I cannot understand why it is $\binom {n+m}{m}$ vertices, I just cannot where $n$ and $m$ would come from and why we are definitely choosing $m$ of them.
So if $m=n$ then the number of vertices is of order $(2n)^n$ which increases exponentially in $n$.
I cannot see why the power $n$ is used.
On
It's a simple counting argument. Indeed, your polyhedron can be written in the form $\mathcal P := \{x \in \mathbb R^m | Bx \le b\}$ where $B$ is an $(n + m) \times m$ matrix and $b$ is an $(m+n)$-dimensional vector. Now, each vertex of $\mathcal P$ corresponds to a solution of $m$ of the $n + m$ linear equations $B_i x = b_i$, where $B_i$ is the $i$th row of $B$. Thus there are at most ${n+m}\choose{m}$ vertices.
I leave it as an exercise to you, the construction of a polyhedron which saturates this upper bound.
For the first part of the question, I suppose that the matrix $A$ is $m$-by-$n$.

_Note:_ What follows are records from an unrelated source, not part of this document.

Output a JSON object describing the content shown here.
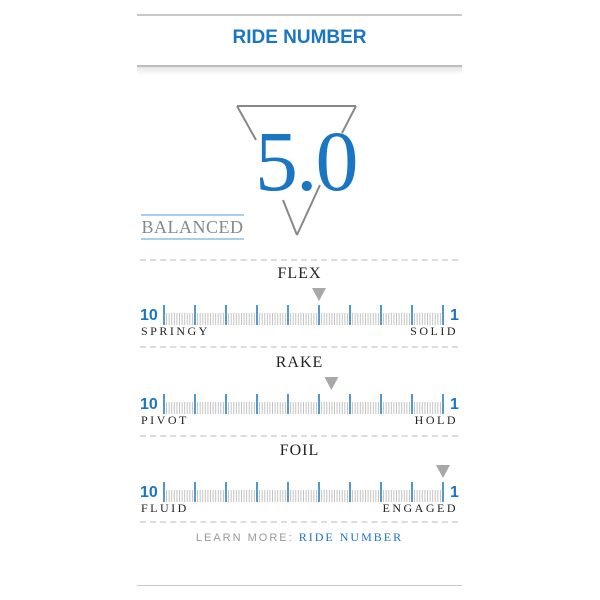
{
  "header": {
    "title": "RIDE NUMBER"
  },
  "ride_number": {
    "value": "5.0",
    "label": "BALANCED"
  },
  "scales": [
    {
      "title": "FLEX",
      "left_num": "10",
      "right_num": "1",
      "left_label": "SPRINGY",
      "right_label": "SOLID",
      "value": 5
    },
    {
      "title": "RAKE",
      "left_num": "10",
      "right_num": "1",
      "left_label": "PIVOT",
      "right_label": "HOLD",
      "value": 4.6
    },
    {
      "title": "FOIL",
      "left_num": "10",
      "right_num": "1",
      "left_label": "FLUID",
      "right_label": "ENGAGED",
      "value": 1
    }
  ],
  "footer": {
    "learn_prefix": "LEARN MORE:",
    "learn_link": "RIDE NUMBER"
  },
  "colors": {
    "accent": "#1a75c4",
    "marker": "#a8a8a8",
    "ticks": "#c4c4c4"
  }
}
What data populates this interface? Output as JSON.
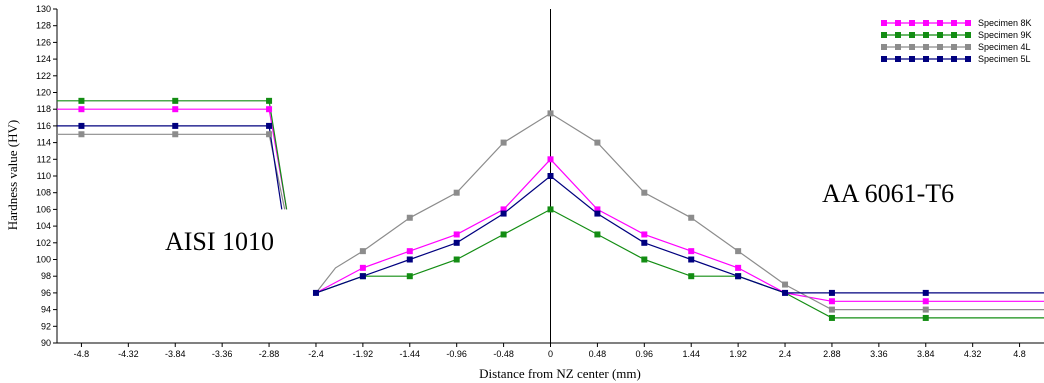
{
  "chart_data": {
    "type": "line",
    "xlabel": "Distance from NZ center (mm)",
    "ylabel": "Hardness value (HV)",
    "ylim": [
      90,
      130
    ],
    "xlim": [
      -5.05,
      5.05
    ],
    "yticks": [
      90,
      92,
      94,
      96,
      98,
      100,
      102,
      104,
      106,
      108,
      110,
      112,
      114,
      116,
      118,
      120,
      122,
      124,
      126,
      128,
      130
    ],
    "xticks": [
      "-4.8",
      "-4.32",
      "-3.84",
      "-3.36",
      "-2.88",
      "-2.4",
      "-1.92",
      "-1.44",
      "-0.96",
      "-0.48",
      "0",
      "0.48",
      "0.96",
      "1.44",
      "1.92",
      "2.4",
      "2.88",
      "3.36",
      "3.84",
      "4.32",
      "4.8"
    ],
    "grid": false,
    "center_line_x": 0,
    "legend_position": "top-right",
    "annotations": [
      {
        "text": "AISI 1010",
        "at": [
          -3.6,
          101.5
        ]
      },
      {
        "text": "AA 6061-T6",
        "at": [
          3.6,
          107
        ]
      }
    ],
    "series": [
      {
        "name": "Specimen  8K",
        "color": "#ff00ff",
        "segments": [
          [
            [
              -5.05,
              118
            ],
            [
              -4.8,
              118
            ],
            [
              -3.84,
              118
            ],
            [
              -2.88,
              118
            ],
            [
              -2.7,
              106
            ]
          ],
          [
            [
              -2.4,
              96
            ],
            [
              -1.92,
              99
            ],
            [
              -1.44,
              101
            ],
            [
              -0.96,
              103
            ],
            [
              -0.48,
              106
            ],
            [
              0,
              112
            ],
            [
              0.48,
              106
            ],
            [
              0.96,
              103
            ],
            [
              1.44,
              101
            ],
            [
              1.92,
              99
            ],
            [
              2.4,
              96
            ],
            [
              2.88,
              95
            ],
            [
              3.36,
              95
            ],
            [
              3.84,
              95
            ],
            [
              4.32,
              95
            ],
            [
              5.05,
              95
            ]
          ]
        ]
      },
      {
        "name": "Specimen  9K",
        "color": "#138d13",
        "segments": [
          [
            [
              -5.05,
              119
            ],
            [
              -4.8,
              119
            ],
            [
              -3.84,
              119
            ],
            [
              -2.88,
              119
            ],
            [
              -2.7,
              106
            ]
          ],
          [
            [
              -2.4,
              96
            ],
            [
              -1.92,
              98
            ],
            [
              -1.44,
              98
            ],
            [
              -0.96,
              100
            ],
            [
              -0.48,
              103
            ],
            [
              0,
              106
            ],
            [
              0.48,
              103
            ],
            [
              0.96,
              100
            ],
            [
              1.44,
              98
            ],
            [
              1.92,
              98
            ],
            [
              2.4,
              96
            ],
            [
              2.88,
              93
            ],
            [
              3.36,
              93
            ],
            [
              3.84,
              93
            ],
            [
              4.32,
              93
            ],
            [
              5.05,
              93
            ]
          ]
        ]
      },
      {
        "name": "Specimen  4L",
        "color": "#8c8c8c",
        "segments": [
          [
            [
              -5.05,
              115
            ],
            [
              -4.8,
              115
            ],
            [
              -3.84,
              115
            ],
            [
              -2.88,
              115
            ],
            [
              -2.72,
              106
            ]
          ],
          [
            [
              -2.4,
              96
            ],
            [
              -2.2,
              99
            ],
            [
              -1.92,
              101
            ],
            [
              -1.44,
              105
            ],
            [
              -0.96,
              108
            ],
            [
              -0.48,
              114
            ],
            [
              0,
              117.5
            ],
            [
              0.48,
              114
            ],
            [
              0.96,
              108
            ],
            [
              1.44,
              105
            ],
            [
              1.92,
              101
            ],
            [
              2.4,
              97
            ],
            [
              2.88,
              94
            ],
            [
              3.36,
              94
            ],
            [
              3.84,
              94
            ],
            [
              4.32,
              94
            ],
            [
              5.05,
              94
            ]
          ]
        ]
      },
      {
        "name": "Specimen  5L",
        "color": "#00007f",
        "segments": [
          [
            [
              -5.05,
              116
            ],
            [
              -4.8,
              116
            ],
            [
              -3.84,
              116
            ],
            [
              -2.88,
              116
            ],
            [
              -2.75,
              106
            ]
          ],
          [
            [
              -2.4,
              96
            ],
            [
              -1.92,
              98
            ],
            [
              -1.44,
              100
            ],
            [
              -0.96,
              102
            ],
            [
              -0.48,
              105.5
            ],
            [
              0,
              110
            ],
            [
              0.48,
              105.5
            ],
            [
              0.96,
              102
            ],
            [
              1.44,
              100
            ],
            [
              1.92,
              98
            ],
            [
              2.4,
              96
            ],
            [
              2.88,
              96
            ],
            [
              3.36,
              96
            ],
            [
              3.84,
              96
            ],
            [
              4.32,
              96
            ],
            [
              5.05,
              96
            ]
          ]
        ]
      }
    ],
    "markers": [
      {
        "series": 0,
        "x": [
          -4.8,
          -3.84,
          -2.88,
          -1.92,
          -1.44,
          -0.96,
          -0.48,
          0,
          0.48,
          0.96,
          1.44,
          1.92,
          2.88,
          3.84
        ]
      },
      {
        "series": 1,
        "x": [
          -4.8,
          -3.84,
          -2.88,
          -1.92,
          -1.44,
          -0.96,
          -0.48,
          0,
          0.48,
          0.96,
          1.44,
          1.92,
          2.88,
          3.84
        ]
      },
      {
        "series": 2,
        "x": [
          -4.8,
          -3.84,
          -2.88,
          -1.92,
          -1.44,
          -0.96,
          -0.48,
          0,
          0.48,
          0.96,
          1.44,
          1.92,
          2.4,
          2.88,
          3.84
        ]
      },
      {
        "series": 3,
        "x": [
          -4.8,
          -3.84,
          -2.88,
          -2.4,
          -1.92,
          -1.44,
          -0.96,
          -0.48,
          0,
          0.48,
          0.96,
          1.44,
          1.92,
          2.4,
          2.88,
          3.84
        ]
      }
    ]
  }
}
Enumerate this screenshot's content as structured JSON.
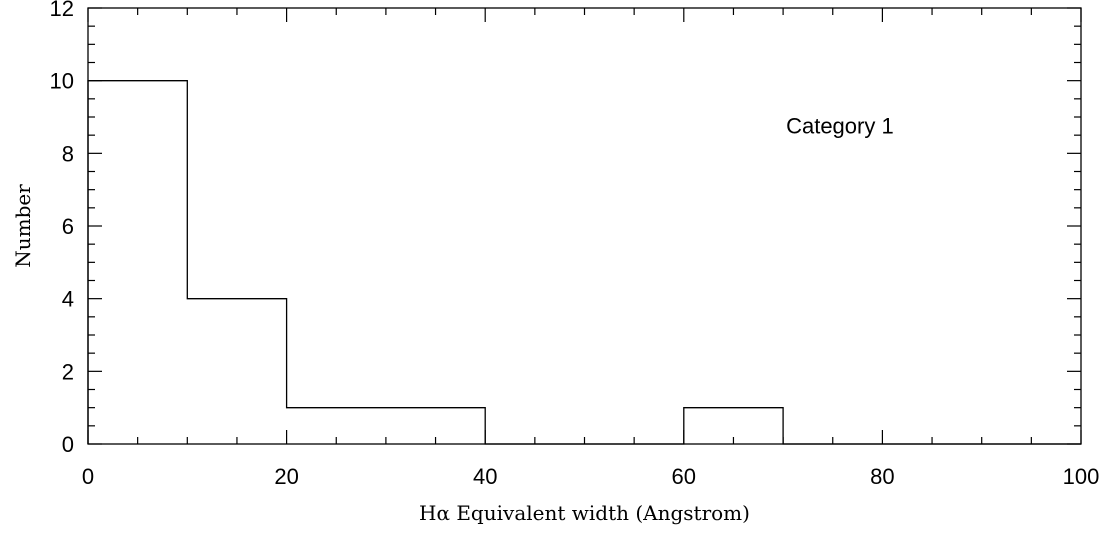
{
  "chart_data": {
    "type": "histogram",
    "xlabel": "Hα Equivalent width (Angstrom)",
    "ylabel": "Number",
    "annotation": "Category 1",
    "xlim": [
      0,
      100
    ],
    "ylim": [
      0,
      12
    ],
    "x_ticks": [
      0,
      20,
      40,
      60,
      80,
      100
    ],
    "x_tick_labels": [
      "0",
      "20",
      "40",
      "60",
      "80",
      "100"
    ],
    "y_ticks": [
      0,
      2,
      4,
      6,
      8,
      10,
      12
    ],
    "y_tick_labels": [
      "0",
      "2",
      "4",
      "6",
      "8",
      "10",
      "12"
    ],
    "x_minor_step": 5,
    "y_minor_step": 0.5,
    "bin_edges": [
      0,
      10,
      20,
      30,
      40,
      50,
      60,
      70,
      80,
      90,
      100
    ],
    "counts": [
      10,
      4,
      1,
      1,
      0,
      0,
      1,
      0,
      0,
      0
    ],
    "grid": false,
    "colors": {
      "line": "#000000",
      "background": "#ffffff"
    }
  }
}
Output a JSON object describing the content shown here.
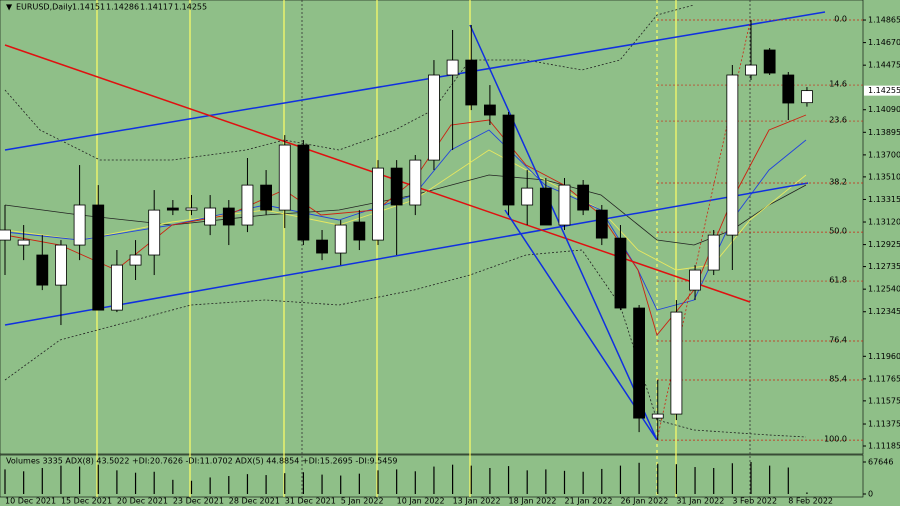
{
  "chart_data": {
    "type": "candlestick",
    "title": "EURUSD,Daily",
    "categories": [
      "10 Dec 2021",
      null,
      null,
      "15 Dec 2021",
      null,
      null,
      "20 Dec 2021",
      null,
      null,
      "23 Dec 2021",
      null,
      null,
      "28 Dec 2021",
      null,
      null,
      "31 Dec 2021",
      null,
      null,
      "5 Jan 2022",
      null,
      null,
      "10 Jan 2022",
      null,
      null,
      "13 Jan 2022",
      null,
      null,
      "18 Jan 2022",
      null,
      null,
      "21 Jan 2022",
      null,
      null,
      "26 Jan 2022",
      null,
      null,
      "31 Jan 2022",
      null,
      null,
      "3 Feb 2022",
      null,
      null,
      "8 Feb 2022",
      null
    ],
    "open": [
      1.12964,
      1.12921,
      1.12835,
      1.12575,
      1.12921,
      1.13267,
      1.12359,
      1.12748,
      1.12835,
      1.13241,
      1.13223,
      1.13094,
      1.13241,
      1.13094,
      1.13439,
      1.13223,
      1.13785,
      1.12964,
      1.12852,
      1.1312,
      1.12964,
      1.13586,
      1.13267,
      1.13655,
      1.1439,
      1.14519,
      1.14131,
      1.14044,
      1.13267,
      1.13413,
      1.13094,
      1.13439,
      1.13223,
      1.12981,
      1.12377,
      1.11426,
      1.11461,
      1.12532,
      1.12705,
      1.13007,
      1.1439,
      1.14606,
      1.1439,
      1.14151
    ],
    "high": [
      1.13267,
      1.13094,
      1.13007,
      1.12964,
      1.13612,
      1.13439,
      1.12878,
      1.12964,
      1.13396,
      1.1331,
      1.13353,
      1.13353,
      1.1331,
      1.13673,
      1.13569,
      1.13871,
      1.13828,
      1.13051,
      1.13137,
      1.13223,
      1.13655,
      1.13655,
      1.13699,
      1.14519,
      1.14779,
      1.14822,
      1.14303,
      1.1407,
      1.13569,
      1.135,
      1.135,
      1.13483,
      1.13267,
      1.13094,
      1.12403,
      1.11755,
      1.12446,
      1.12748,
      1.13051,
      1.14476,
      1.14865,
      1.14623,
      1.14416,
      1.14286
    ],
    "low": [
      1.12662,
      1.12791,
      1.12532,
      1.1223,
      1.12791,
      1.12359,
      1.12342,
      1.12619,
      1.12662,
      1.1318,
      1.1318,
      1.13007,
      1.12921,
      1.13033,
      1.1318,
      1.13068,
      1.12921,
      1.12791,
      1.12748,
      1.12878,
      1.12921,
      1.12835,
      1.1318,
      1.13569,
      1.13742,
      1.14087,
      1.13958,
      1.1318,
      1.13094,
      1.13094,
      1.13051,
      1.1318,
      1.12921,
      1.12359,
      1.11305,
      1.11236,
      1.11409,
      1.12446,
      1.12662,
      1.12705,
      1.14347,
      1.1439,
      1.14001,
      1.14117
    ],
    "close": [
      1.13051,
      1.12964,
      1.12575,
      1.12921,
      1.13267,
      1.12359,
      1.12748,
      1.12835,
      1.13223,
      1.13223,
      1.13241,
      1.13241,
      1.13094,
      1.13439,
      1.13223,
      1.13785,
      1.12964,
      1.12852,
      1.13094,
      1.12964,
      1.13586,
      1.13267,
      1.13655,
      1.1439,
      1.14519,
      1.14131,
      1.14044,
      1.13267,
      1.13413,
      1.13094,
      1.13439,
      1.13223,
      1.12981,
      1.12377,
      1.11426,
      1.11461,
      1.12342,
      1.12705,
      1.13007,
      1.1439,
      1.14476,
      1.14407,
      1.14148,
      1.14255
    ],
    "ylim": [
      1.11116,
      1.15038
    ],
    "yticks": [
      1.14865,
      {
        "value": 1.1467,
        "label": "1.14670"
      },
      1.14475,
      {
        "value": 1.1409,
        "label": "1.14090"
      },
      1.13895,
      {
        "value": 1.137,
        "label": "1.13700"
      },
      {
        "value": 1.1351,
        "label": "1.13510"
      },
      1.13315,
      {
        "value": 1.1312,
        "label": "1.13120"
      },
      1.12925,
      1.12735,
      {
        "value": 1.1254,
        "label": "1.12540"
      },
      1.12345,
      {
        "value": 1.1196,
        "label": "1.11960"
      },
      1.11765,
      1.11575,
      1.11375,
      1.11185
    ],
    "fib_levels": [
      {
        "label": "0.0",
        "price": 1.14865
      },
      {
        "label": "14.6",
        "price": 1.14303
      },
      {
        "label": "23.6",
        "price": 1.13992
      },
      {
        "label": "38.2",
        "price": 1.13457
      },
      {
        "label": "50.0",
        "price": 1.13033
      },
      {
        "label": "61.8",
        "price": 1.1261
      },
      {
        "label": "76.4",
        "price": 1.12092
      },
      {
        "label": "85.4",
        "price": 1.11755
      },
      {
        "label": "100.0",
        "price": 1.11236
      }
    ],
    "color_up": "#ffffff",
    "color_down": "#000000",
    "indicator_label": "Volumes 3335  ADX(8) 43.5022 +DI:20.7626 -DI:11.0702  ADX(5) 44.8854 +DI:15.2695 -DI:9.5459",
    "volumes": [
      52000,
      48000,
      55000,
      60000,
      58000,
      62000,
      50000,
      45000,
      47000,
      30000,
      28000,
      35000,
      38000,
      42000,
      40000,
      44000,
      46000,
      41000,
      39000,
      43000,
      50000,
      52000,
      48000,
      58000,
      62000,
      60000,
      55000,
      59000,
      50000,
      52000,
      49000,
      47000,
      53000,
      60000,
      66000,
      64000,
      63000,
      57000,
      55000,
      65000,
      67646,
      60000,
      56000,
      3335
    ],
    "y2lim": [
      0,
      67646
    ],
    "y2ticks": [
      0,
      67646
    ]
  }
}
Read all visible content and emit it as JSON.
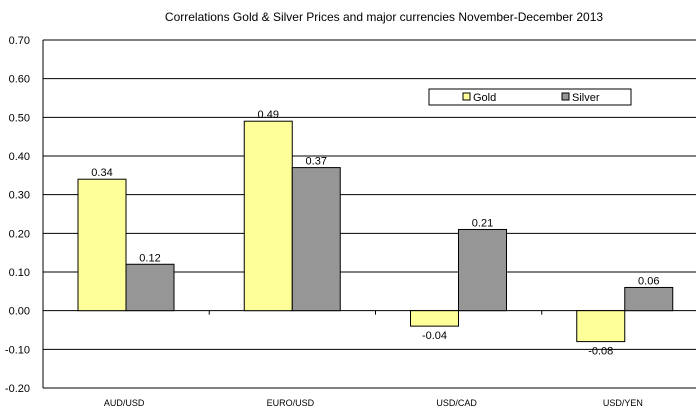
{
  "chart_data": {
    "type": "bar",
    "title": "Correlations Gold & Silver Prices and major currencies November-December 2013",
    "xlabel": "",
    "ylabel": "",
    "categories": [
      "AUD/USD",
      "EURO/USD",
      "USD/CAD",
      "USD/YEN"
    ],
    "series": [
      {
        "name": "Gold",
        "color": "#ffff99",
        "values": [
          0.34,
          0.49,
          -0.04,
          -0.08
        ],
        "labels": [
          "0.34",
          "0.49",
          "-0.04",
          "-0.08"
        ]
      },
      {
        "name": "Silver",
        "color": "#969696",
        "values": [
          0.12,
          0.37,
          0.21,
          0.06
        ],
        "labels": [
          "0.12",
          "0.37",
          "0.21",
          "0.06"
        ]
      }
    ],
    "ylim": [
      -0.2,
      0.7
    ],
    "yticks": [
      "0.70",
      "0.60",
      "0.50",
      "0.40",
      "0.30",
      "0.20",
      "0.10",
      "0.00",
      "-0.10",
      "-0.20"
    ],
    "ytick_values": [
      0.7,
      0.6,
      0.5,
      0.4,
      0.3,
      0.2,
      0.1,
      0.0,
      -0.1,
      -0.2
    ],
    "grid": true,
    "legend": "top-right"
  }
}
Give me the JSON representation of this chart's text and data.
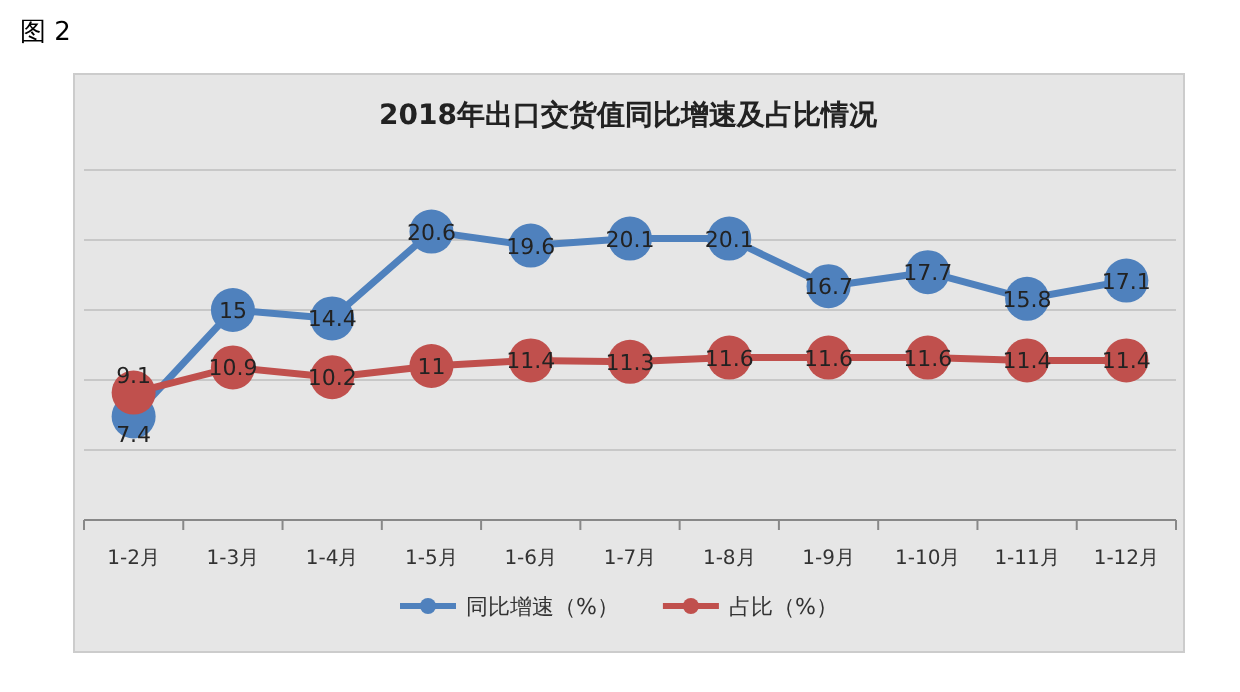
{
  "chart_data": {
    "type": "line",
    "title": "2018年出口交货值同比增速及占比情况",
    "annotations": [
      "图 2"
    ],
    "categories": [
      "1-2月",
      "1-3月",
      "1-4月",
      "1-5月",
      "1-6月",
      "1-7月",
      "1-8月",
      "1-9月",
      "1-10月",
      "1-11月",
      "1-12月"
    ],
    "series": [
      {
        "name": "同比增速（%）",
        "color": "#4f81bd",
        "values": [
          7.4,
          15,
          14.4,
          20.6,
          19.6,
          20.1,
          20.1,
          16.7,
          17.7,
          15.8,
          17.1
        ]
      },
      {
        "name": "占比（%）",
        "color": "#c0504d",
        "values": [
          9.1,
          10.9,
          10.2,
          11,
          11.4,
          11.3,
          11.6,
          11.6,
          11.6,
          11.4,
          11.4
        ]
      }
    ],
    "ylim": [
      0,
      25
    ],
    "yticks": [
      {
        "value": 0,
        "label": null
      },
      {
        "value": 5,
        "label": null
      },
      {
        "value": 10,
        "label": null
      },
      {
        "value": 15,
        "label": null
      },
      {
        "value": 20,
        "label": null
      },
      {
        "value": 25,
        "label": null
      }
    ],
    "tick_labels": "x",
    "grid": "y",
    "legend": "bottom",
    "marker": "circle",
    "line_style": "solid",
    "data_labels": true
  }
}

Then observe that the set of such x that $Ax\leq b, x\geq{0}$ is just the intersection of $n+m$ halfspaces: one for each of $m$ rows of $A$ and another $n$ for the coordinatewise non-negativity of $x$ - it is equivalent to $x$ belonging to a non-negative cone, which is the intersection of $n$ (space dimensionality) halfspaces spanned by coordinate planes.
Now, in an $n$ - dimensional space $n$ planes "usually" (not considering degenerate cases such as collinearity) intersect by a point. Thus, choosing a vertex from our polygon of interest is equivalent to choosing $n$ planes that, upon intersection, produce this point, from a set of $n+m$ planes. The number of such choices is, by definition, equal to $C_{n+m}^n=C_{n+m}^m$.
For the second part, I may be making a mistake here somewhere but my calculations show a slightly different answer, although, indeed, exponential in $n$. Stirling's approximation gives $$ C_{2n}^n=\frac{(2n)!}{n!n!}\approx\frac{(2n)^{2n}e^{-2n}}{n^nn^ne^{-2n}}=4^n $$